Web Structure Derived Clustering for Optimised Web Accessibility Evaluation
Published in Proceedings of the ACM Web Conference 2023, 2023
Recommended citation: Alexander Hambley, Yeliz Yesilada, Markel Vigo, Simon Harper. 2023. Web Structure Derived Clustering for Optimised Web Accessibility Evaluation. Proceedings of the ACM Web Conference 2023 https://doi.org/10.1145/3493612.3520452
Web accessibility evaluation is a costly and complex process due to limited time, resources and ambiguity. To optimise the accessibility evaluation process, we aim to reduce the number of pages audi- tors must review by employing statistically representative pages, reducing a site of thousands of pages to a manageable review of archetypal pages. Our paper focuses on representativeness, one of six proposed metrics that form our methodology, to address the limitations we have identified with the W3C Website Accessibility Conformance Evaluation Methodology (WCAG-EM). These include the evaluative scope, the non-probabilistic sampling approach, and the potential for bias within the selected sample. Representative- ness, in particular, is a metric to assess the quality and coverage of sampling.
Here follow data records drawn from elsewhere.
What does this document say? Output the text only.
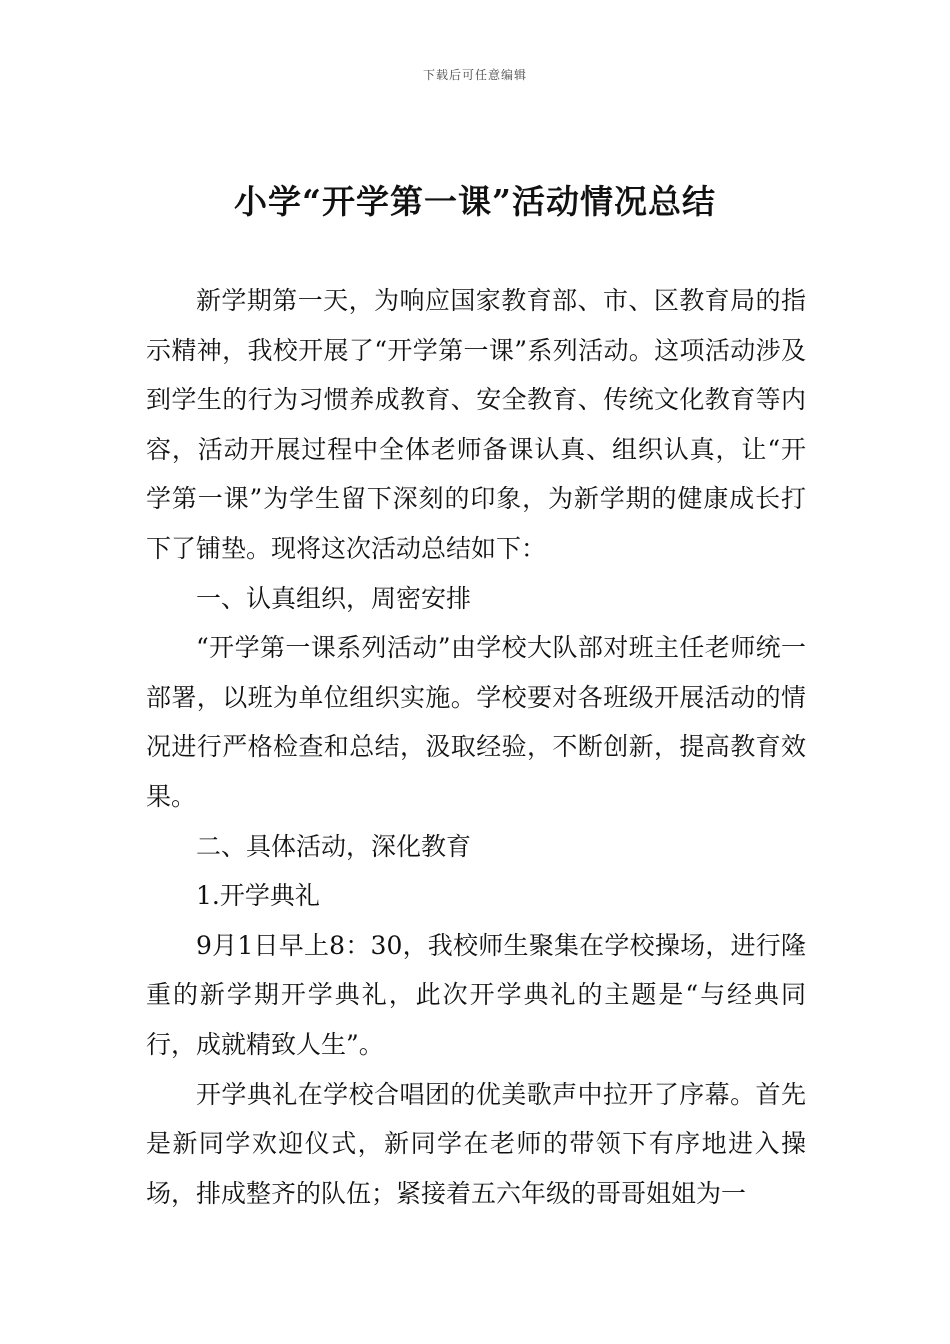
下载后可任意编辑
小学“开学第一课”活动情况总结

新学期第一天，为响应国家教育部、市、区教育局的指示精神，我校开展了“开学第一课”系列活动。这项活动涉及到学生的行为习惯养成教育、安全教育、传统文化教育等内容，活动开展过程中全体老师备课认真、组织认真，让“开学第一课”为学生留下深刻的印象，为新学期的健康成长打下了铺垫。现将这次活动总结如下：

一、认真组织，周密安排

“开学第一课系列活动”由学校大队部对班主任老师统一部署，以班为单位组织实施。学校要对各班级开展活动的情况进行严格检查和总结，汲取经验，不断创新，提高教育效果。

二、具体活动，深化教育

1.开学典礼

9月1日早上8：30，我校师生聚集在学校操场，进行隆重的新学期开学典礼，此次开学典礼的主题是“与经典同行，成就精致人生”。

开学典礼在学校合唱团的优美歌声中拉开了序幕。首先是新同学欢迎仪式，新同学在老师的带领下有序地进入操场，排成整齐的队伍；紧接着五六年级的哥哥姐姐为一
To measure this, we systematically evaluate five web page representations with a website of 388 pages, including tags, structure, the DOM tree, content, and a mixture of structure and content. Our findings highlight the importance of including struc- tural components in representations. We validate our conclusions using the same methodology for three additional random sites of 500 pages. As an exclusive attribute, we find that features derived from web content are suboptimal and can lead to lower quality and more disparate clustering for optimised accessibility evaluation.